Post by takashichea (16,555 posts) See mini bio Level 25


Usually, I reply as quickly as I can. I was thinking of something new to bring to the table, but I exhausted my brain. I haven't watched a lot of anime especially older titles like you guys.

Thanks for the reminder, I forgot about the zoning part for my district. Usually, students who live near the school get a higher chance to get into their neighborhood school because they are trying to cut down costs for public transportation in my hometown. Some cities near me don't have public transportation. You either take city bus or the metro if your parents are too busy to drive you there. I have been seeing elementary school students taking the bus alone these days. I used to see high school students, veterans, and college students on the same bus 2 years ago. Now, I'm seeing really young kids early in the morning and in the evening like up to 7PM. That's 3 hours before the curfew law for minors.
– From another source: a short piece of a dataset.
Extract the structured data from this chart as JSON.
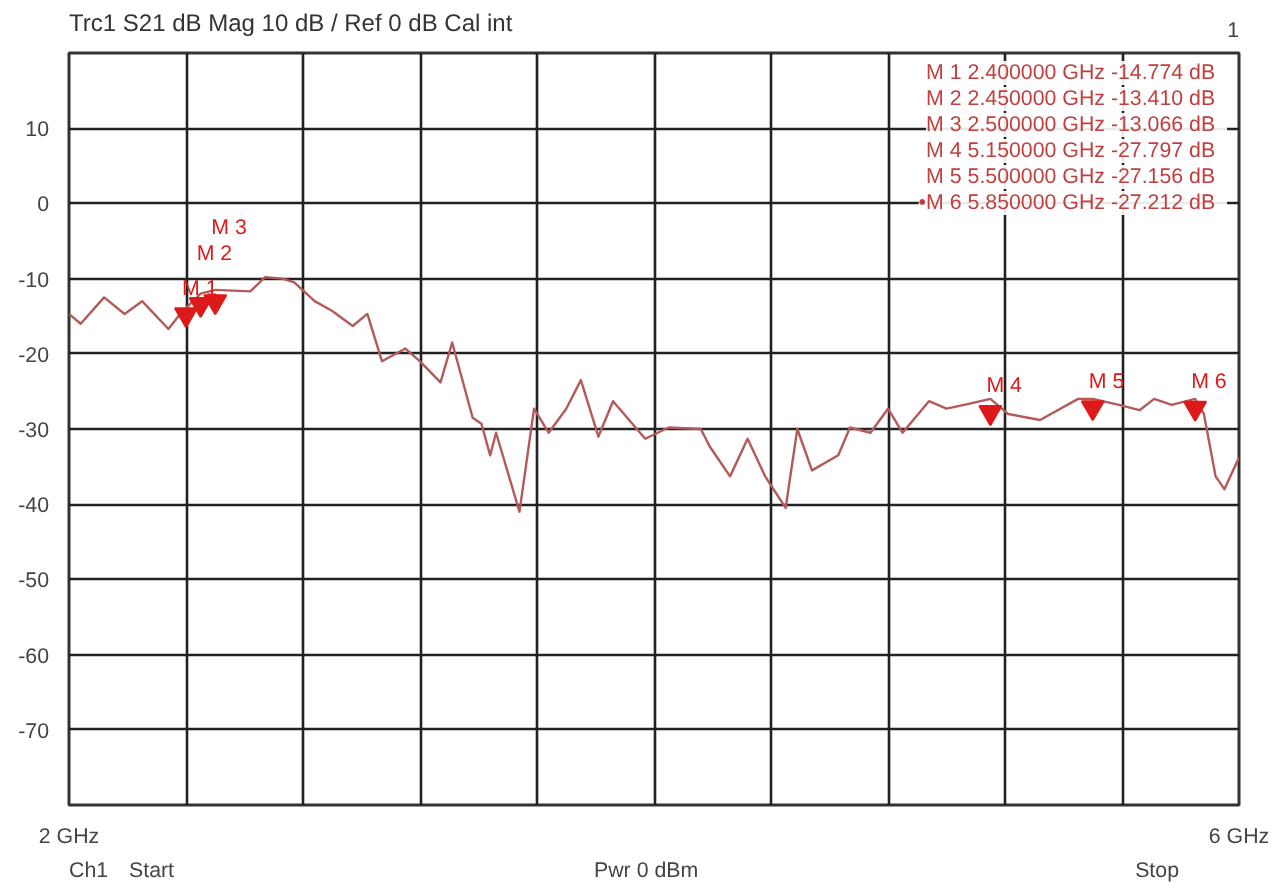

Japan is highly dense in the urban areas. Train is much more convenient than buses. In my hometown, the metro is convenient but not at night.

OH WAIT! I got something new, shoes. I remember students have different pair of shoes not like PE at American schools. In Japanese schools, they take off their "outside" shoes and put on their school shoes.

Post by Petiew (245 posts) See mini bio Level 14

Japanese colds are incredibly dangerous, if you catch one you're going to die. Speaking of which anime also taught me this:

Post by zaldar (1,363 posts) See mini bio Level 15

Anime the different levels of respect in Japan and the different words that you have to use, the difference in saying good morning to your boss and your friend. The shoes thing that was mentioned before, along with the cleaning of the schools. I didn't know they could still smack kids in Japan though..where did you see that? It also taught me the basics of shinto. Kamachu especially taught me the fact they really do believe everything has a soul I mean there was a God of kickboards in that show...

On the darker side it taught me the evils of the idol industry and lolita and how much of an issue teachers having sex with kids and molesters on trains is in Japan.